FOR IMMEDIATE RELEASE
Tuesday, October 11, 2010

Contact: Beth Boustead
Public Information Specialist
701.328.3039

BISMARCK, N.D. – Tax Commissioner Cory Fong today reminded taxpayers that October 15 is the deadline for thousands of individual taxpayers who requested an extension to file their 2009 tax returns.

“October 15 is an important deadline,” said Fong. And we want to be sure that taxpayers who received an extension to file are aware that they need to have their return filed by Friday.”
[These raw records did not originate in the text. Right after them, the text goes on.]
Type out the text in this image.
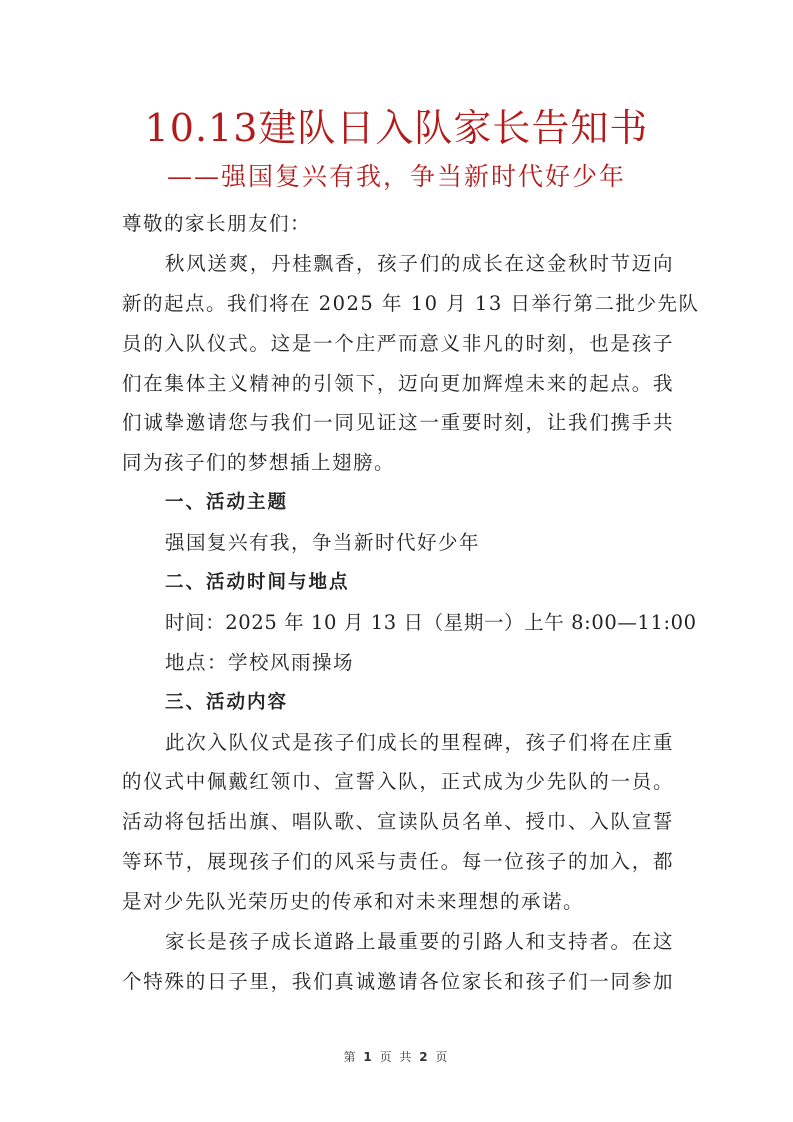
10.13建队日入队家长告知书
——强国复兴有我，争当新时代好少年
尊敬的家长朋友们：
秋风送爽，丹桂飘香，孩子们的成长在这金秋时节迈向
新的起点。我们将在 2025 年 10 月 13 日举行第二批少先队
员的入队仪式。这是一个庄严而意义非凡的时刻，也是孩子
们在集体主义精神的引领下，迈向更加辉煌未来的起点。我
们诚挚邀请您与我们一同见证这一重要时刻，让我们携手共
同为孩子们的梦想插上翅膀。
一、活动主题
强国复兴有我，争当新时代好少年
二、活动时间与地点
时间：2025 年 10 月 13 日（星期一）上午 8:00—11:00
地点：学校风雨操场
三、活动内容
此次入队仪式是孩子们成长的里程碑，孩子们将在庄重
的仪式中佩戴红领巾、宣誓入队，正式成为少先队的一员。
活动将包括出旗、唱队歌、宣读队员名单、授巾、入队宣誓
等环节，展现孩子们的风采与责任。每一位孩子的加入，都
是对少先队光荣历史的传承和对未来理想的承诺。
家长是孩子成长道路上最重要的引路人和支持者。在这
个特殊的日子里，我们真诚邀请各位家长和孩子们一同参加
第 1 页 共 2 页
Over the next week, the Tax Department expects to receive about 9,000 returns from taxpayers who requested an extension to file their returns. So far this year the Tax Department has received nearly 240,000 individual income tax returns through e-file. Paper returns received by the Tax Department continue to decline, with less than 112,000 individual income tax returns filed on paper during 2010.

Fong encourages taxpayers, including those who received an extension, to e-file because it is faster and more accurate than filing a paper return.

“E-file is dominating the scene as the preferred method of filing an individual income tax return,” said Fong. “Taxpayers enjoy the convenience of e-file and have found it to be more accurate and faster than filing a paper return.”

Taxpayers can access tax forms, publications, and other information about e-file and Free File on the Tax Department’s web site at www.nd.gov/tax or by calling 701.328.7088. The Tax Department hours are Monday – Friday, 8:00 AM to 5:00 PM.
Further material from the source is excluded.